Increase in response time for aggregations in 7.10.1

Hi,

We recently upgraded our ElasticSearch cluster from 7.7 to 7.10.1 and we are seeing an increase in the response time.
One query that uses aggregations has seen the response time increase by 1-1.5s.

Setup
* 3 Master nodes + 3 data nodes
* 2 primaries + 1 replica shards
* Master nodes: 16G
* Data nodes: 31G

Index

  • It is an index with 962994 documents
  • Each document contains around 200 fields.
  • No stored fields in the mapping

Expected query output

  • We are trying to group objects of two different types; courses and classes which have a 1:n relation.
  • There are 20k courses and 334k classes.

Changes

  • There are no changes in data or the query.
  • Confirmed that the only variable is ElasticSearch version.

Observations

Query tuning

  • Global Ordinals
    • Use eager_global_ordinals
    • Use execution hint "map"
  • Stored fields stored_fields : none
  • index.max_docvalue_fields decrease to 10

None of these seem to be having any effect.

Query
It is a bit long. Hence shared via Google Drive.

Profile output
It is a bit long. Hence shared via Google Drive.

I can see most of the time is taken in TopHitsAggregator. Not sure why the time has increased from ES 7.7 to ES 7.10.1.

References

What am I missing here ? Is there any setting that needs to be changed ?

Thanks in advance.

-Ravi

Hey,

indeed there have been some changes in aggregations. Are you able to upgrade to the latest 7.13. and check if your aggregation speed has been restored? If the problem still persists, that sounds like a book to investigate.

Also, taking a look at the search profiler might help.

--Alex

Hi Alex,

I tried the upgrade to 7.13.0 and still see the same issue with increased response time.

I narrowed the degradation down to a commit in which the codecs were changed from Lucene86Code to Lucene87Codec.
If I revert the codec (build ES with codec reverted), I see performance on par with ES 7.7.1/ES 7.9.3.

Any suggestions on why changes in compression would lead to a degradation ?

Thanks.

-RaviShekhar G

I experience the same issue with 7.10.2, the response time is 10x compare with 7.7.1 on the same hardware.

@rgopalan , would you mind share what you changed to make it work?
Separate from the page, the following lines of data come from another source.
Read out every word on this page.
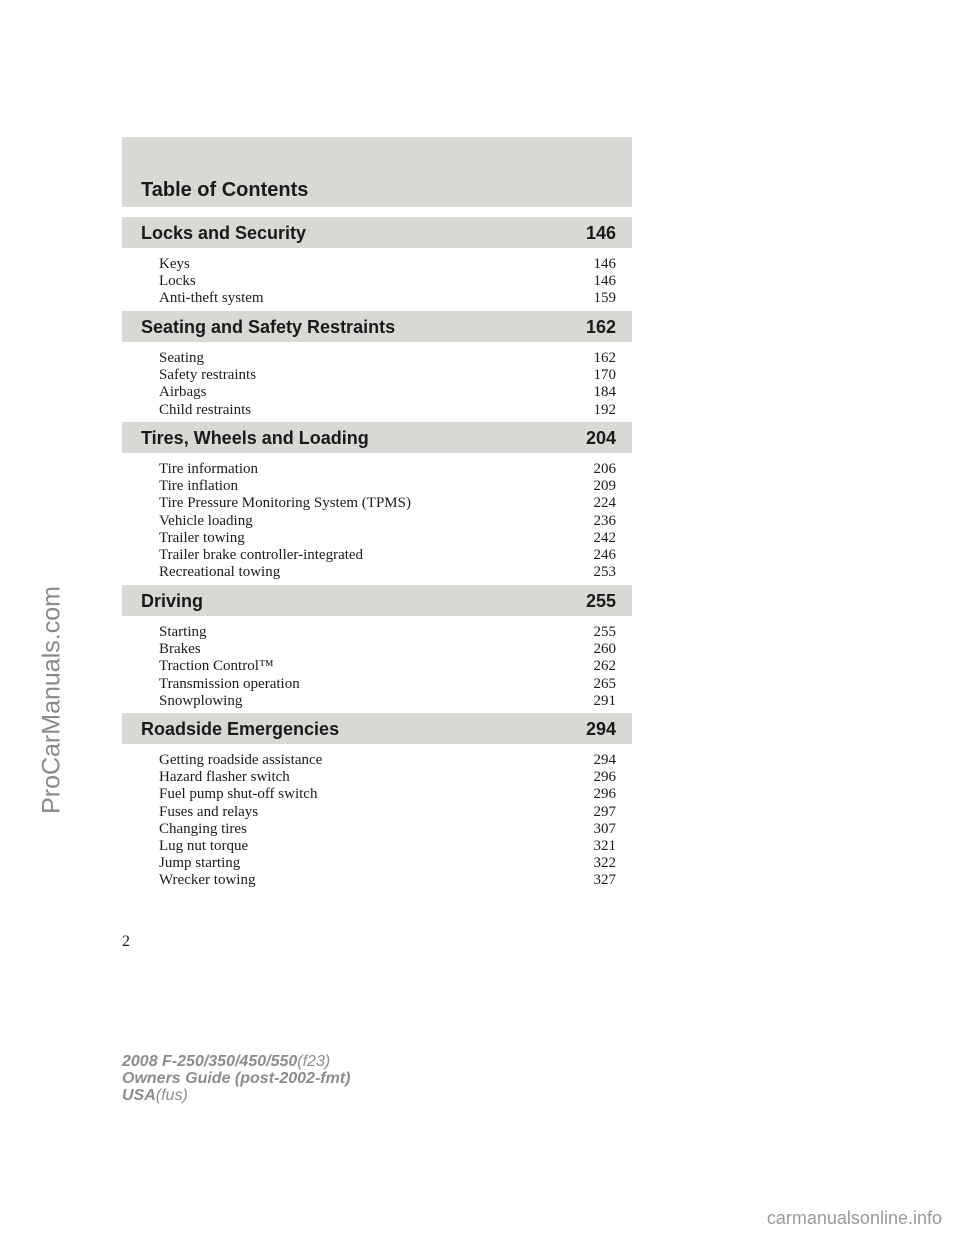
Table of Contents
Locks and Security	146
Keys	146
Locks	146
Anti-theft system	159
Seating and Safety Restraints	162
Seating	162
Safety restraints	170
Airbags	184
Child restraints	192
Tires, Wheels and Loading	204
Tire information	206
Tire inflation	209
Tire Pressure Monitoring System (TPMS)	224
Vehicle loading	236
Trailer towing	242
Trailer brake controller-integrated	246
Recreational towing	253
Driving	255
Starting	255
Brakes	260
Traction Control™	262
Transmission operation	265
Snowplowing	291
Roadside Emergencies	294
Getting roadside assistance	294
Hazard flasher switch	296
Fuel pump shut-off switch	296
Fuses and relays	297
Changing tires	307
Lug nut torque	321
Jump starting	322
Wrecker towing	327
2
2008 F-250/350/450/550(f23)
Owners Guide (post-2002-fmt)
USA(fus)
ProCarManuals.com
carmanualsonline.info
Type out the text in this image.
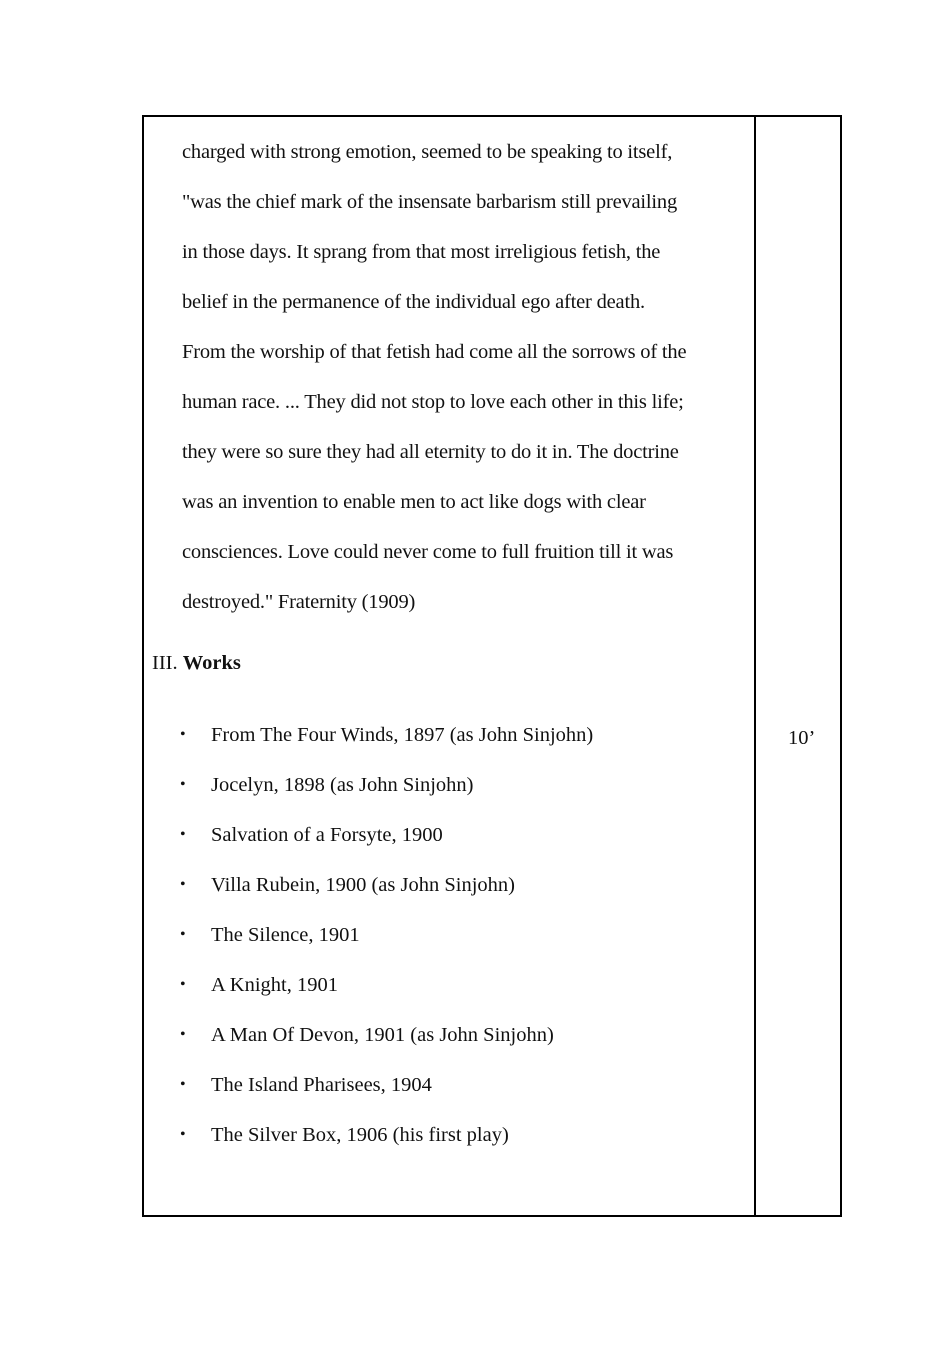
charged with strong emotion, seemed to be speaking to itself,
"was the chief mark of the insensate barbarism still prevailing
in those days. It sprang from that most irreligious fetish, the
belief in the permanence of the individual ego after death.
From the worship of that fetish had come all the sorrows of the
human race. ... They did not stop to love each other in this life;
they were so sure they had all eternity to do it in. The doctrine
was an invention to enable men to act like dogs with clear
consciences. Love could never come to full fruition till it was
destroyed." Fraternity (1909)
III. Works
• From The Four Winds, 1897 (as John Sinjohn)
• Jocelyn, 1898 (as John Sinjohn)
• Salvation of a Forsyte, 1900
• Villa Rubein, 1900 (as John Sinjohn)
• The Silence, 1901
• A Knight, 1901
• A Man Of Devon, 1901 (as John Sinjohn)
• The Island Pharisees, 1904
• The Silver Box, 1906 (his first play)
10’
I have the same issue, and when I try it, and I got the following error "failed because of NotSerializableExceptionWrapper[unsupported_operation_exception: Old codecs may only be used for reading]"

Hi Jock,

We built a custom ES version reverting the codec from Lucene87 to Lucene86.
Ultimately, we had to pause the upgrade because we did not want to maintain a custom version of ES.
We are investigating 7.13 where Lucene has been upgraded again and the compression is made configurable as per https://issues.apache.org/jira/browse/LUCENE-9378

Changes to revert the codec
/server/src/main/java/org/elasticsearch/bootstrap/Bootstrap.java - commented out checkLucene()
/server/src/main/java/org/elasticsearch/common/lucene/Lucene.java
/server/src/main/java/org/elasticsearch/index/codec/CodecService.java
/server/src/main/java/org/elasticsearch/index/codec/PerFieldMappingPostingFormatCodec.java
/server/src/main/java/org/elasticsearch/Version.java

Thanks a lot @rgopalan for sharing the detail information. It seems the issue is there since elasticsearch 7.7(Lucene 85), and may fix in elasticsearch 7.13(Lucene 88).

This topic was automatically closed 28 days after the last reply. New replies are no longer allowed.